The newly designed stent was a partially covered laser-cut stent with antimigration anchoring hooks and a thin tapered tip (7.2F). The feasibility of these stents for biliary obstruction was compared with that of conventional stents. Evaluated outcomes were resistance force to migration in phantom and ex vivo models, rates of technical success and adverse events, and histology in an in vivo model.
The resistance forces on the distal (3.59 vs 1.73 N and 6.21 vs 1.74 N) and proximal (3.58 vs 1.5 N and 5.97 vs 1.67 N) sides in phantom and ex vivo models were significantly higher for hook stents than for conventional stents. Although EUS-HGS was successfully performed in all cases with both stents (100% [10/10] vs 100% [8/8]), the success rate of EUS-HGS without using a fistulous tract dilation device was significantly higher with hook stents (100% [10/10]) than with conventional stents (13% [1/8]). No adverse events occurred with either stent. Pathologic examination showed adhesion between the stomach and liver.
The strong resistance to migration and the absence of the dilation step are important advantages of newly designed hook stents. These stents may therefore be feasible and safe for EUS-HGS.
超声内镜引导下肝胃吻合术(EUS-HGS)相关的不良事件发生率较高。本研究评估了一种新设计的支架在体模和动物模型中应用于 EUS-HGS 的可行性,该支架配备了扩张和抗迁移系统。
新设计的支架是一种部分覆盖的激光切割支架,带有抗迁移锚固钩和一个薄的锥形尖端(7.2F)。比较了这些支架在胆道梗阻中的可行性与传统支架。评估的结果是在体模和离体模型中的迁移阻力、技术成功率和不良事件发生率以及在活体模型中的组织学。

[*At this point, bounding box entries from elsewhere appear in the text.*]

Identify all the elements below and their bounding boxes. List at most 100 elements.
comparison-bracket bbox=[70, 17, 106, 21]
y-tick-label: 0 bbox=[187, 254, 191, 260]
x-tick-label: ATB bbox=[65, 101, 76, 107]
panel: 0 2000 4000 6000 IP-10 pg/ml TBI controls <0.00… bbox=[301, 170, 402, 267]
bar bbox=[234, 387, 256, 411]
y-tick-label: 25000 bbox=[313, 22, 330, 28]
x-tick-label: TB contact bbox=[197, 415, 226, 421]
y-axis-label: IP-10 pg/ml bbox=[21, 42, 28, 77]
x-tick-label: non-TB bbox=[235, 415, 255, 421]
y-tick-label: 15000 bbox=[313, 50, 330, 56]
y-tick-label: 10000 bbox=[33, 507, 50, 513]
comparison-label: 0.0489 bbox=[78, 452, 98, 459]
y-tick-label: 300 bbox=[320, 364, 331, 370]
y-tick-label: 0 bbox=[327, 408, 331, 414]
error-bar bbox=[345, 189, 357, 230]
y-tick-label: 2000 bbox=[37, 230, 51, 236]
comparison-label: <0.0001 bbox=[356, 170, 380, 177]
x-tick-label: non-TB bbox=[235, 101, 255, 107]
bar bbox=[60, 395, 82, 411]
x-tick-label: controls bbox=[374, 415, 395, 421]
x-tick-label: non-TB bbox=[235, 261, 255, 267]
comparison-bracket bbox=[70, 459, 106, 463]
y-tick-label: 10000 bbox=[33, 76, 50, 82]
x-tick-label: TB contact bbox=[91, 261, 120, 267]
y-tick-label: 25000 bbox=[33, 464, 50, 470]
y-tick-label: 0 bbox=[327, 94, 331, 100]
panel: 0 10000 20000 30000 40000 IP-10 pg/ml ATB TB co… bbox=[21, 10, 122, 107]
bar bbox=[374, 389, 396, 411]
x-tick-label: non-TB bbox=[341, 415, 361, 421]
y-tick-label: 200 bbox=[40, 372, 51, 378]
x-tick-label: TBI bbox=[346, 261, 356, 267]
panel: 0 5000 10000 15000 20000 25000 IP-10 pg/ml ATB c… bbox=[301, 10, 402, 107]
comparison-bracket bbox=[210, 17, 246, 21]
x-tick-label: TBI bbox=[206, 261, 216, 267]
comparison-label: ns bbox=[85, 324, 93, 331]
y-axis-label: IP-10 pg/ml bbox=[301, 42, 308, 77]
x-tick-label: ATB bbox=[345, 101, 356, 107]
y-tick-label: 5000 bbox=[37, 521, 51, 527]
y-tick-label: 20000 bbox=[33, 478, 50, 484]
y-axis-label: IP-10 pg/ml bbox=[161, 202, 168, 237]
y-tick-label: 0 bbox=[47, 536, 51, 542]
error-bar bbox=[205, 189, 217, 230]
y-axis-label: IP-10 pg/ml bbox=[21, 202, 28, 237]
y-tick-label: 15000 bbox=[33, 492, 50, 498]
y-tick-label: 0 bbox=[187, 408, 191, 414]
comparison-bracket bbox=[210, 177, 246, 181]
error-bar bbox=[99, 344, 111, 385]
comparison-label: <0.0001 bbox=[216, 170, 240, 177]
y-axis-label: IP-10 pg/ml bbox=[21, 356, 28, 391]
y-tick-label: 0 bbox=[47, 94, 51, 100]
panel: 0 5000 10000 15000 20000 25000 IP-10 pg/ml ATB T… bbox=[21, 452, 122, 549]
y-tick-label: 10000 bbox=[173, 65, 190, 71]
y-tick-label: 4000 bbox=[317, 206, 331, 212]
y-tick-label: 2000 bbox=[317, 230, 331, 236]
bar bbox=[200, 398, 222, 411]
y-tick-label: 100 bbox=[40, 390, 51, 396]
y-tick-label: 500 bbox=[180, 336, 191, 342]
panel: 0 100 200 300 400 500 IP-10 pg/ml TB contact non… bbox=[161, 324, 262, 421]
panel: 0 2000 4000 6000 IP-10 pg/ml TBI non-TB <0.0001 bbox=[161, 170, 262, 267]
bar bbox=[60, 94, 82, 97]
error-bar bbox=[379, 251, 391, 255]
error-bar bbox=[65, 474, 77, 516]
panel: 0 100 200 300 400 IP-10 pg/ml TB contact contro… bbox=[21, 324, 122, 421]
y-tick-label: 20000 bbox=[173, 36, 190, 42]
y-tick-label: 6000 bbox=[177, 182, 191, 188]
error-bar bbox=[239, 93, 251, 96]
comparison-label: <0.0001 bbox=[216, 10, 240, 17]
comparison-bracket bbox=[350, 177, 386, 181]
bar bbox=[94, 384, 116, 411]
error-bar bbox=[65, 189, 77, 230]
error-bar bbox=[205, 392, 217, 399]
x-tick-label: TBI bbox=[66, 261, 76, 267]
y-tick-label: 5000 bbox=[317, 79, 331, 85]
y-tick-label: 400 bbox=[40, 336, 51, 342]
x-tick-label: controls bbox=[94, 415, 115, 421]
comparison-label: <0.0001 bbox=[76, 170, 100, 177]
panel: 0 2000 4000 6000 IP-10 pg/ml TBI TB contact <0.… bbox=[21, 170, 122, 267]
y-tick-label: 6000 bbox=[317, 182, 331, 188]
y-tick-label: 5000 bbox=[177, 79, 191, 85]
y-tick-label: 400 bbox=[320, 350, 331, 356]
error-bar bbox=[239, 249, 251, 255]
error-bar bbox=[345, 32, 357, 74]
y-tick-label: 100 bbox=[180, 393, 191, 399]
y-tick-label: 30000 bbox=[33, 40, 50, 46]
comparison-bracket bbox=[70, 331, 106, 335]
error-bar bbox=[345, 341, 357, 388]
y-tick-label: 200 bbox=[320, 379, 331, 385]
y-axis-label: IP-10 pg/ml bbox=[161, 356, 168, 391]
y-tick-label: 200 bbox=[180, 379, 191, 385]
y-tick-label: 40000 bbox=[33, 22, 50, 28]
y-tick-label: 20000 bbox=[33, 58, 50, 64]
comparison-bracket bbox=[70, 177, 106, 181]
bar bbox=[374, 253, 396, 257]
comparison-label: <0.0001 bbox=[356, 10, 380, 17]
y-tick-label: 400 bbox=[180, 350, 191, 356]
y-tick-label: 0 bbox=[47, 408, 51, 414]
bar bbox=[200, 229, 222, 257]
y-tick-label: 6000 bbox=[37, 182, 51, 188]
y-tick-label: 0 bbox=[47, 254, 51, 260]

在体模和离体模型中,支架远端(3.59 与 1.73 N 和 6.21 与 1.74 N)和近端(3.58 与 1.5 N 和 5.97 与 1.67 N)的阻力显著高于钩支架,而传统支架的阻力显著高于钩支架。尽管两种支架均成功完成了所有病例的 EUS-HGS(100%[10/10]与 100%[8/8]),但无瘘道扩张装置的 EUS-HGS 成功率显著高于钩支架(100%[10/10])高于传统支架(13%[1/8])。两种支架均未发生不良事件。病理检查显示胃和肝之间存在粘连。
新设计的钩支架具有较强的抗迁移能力和无需扩张步骤,这是其重要优势。因此,这些支架可能适用于 EUS-HGS,并且是安全的。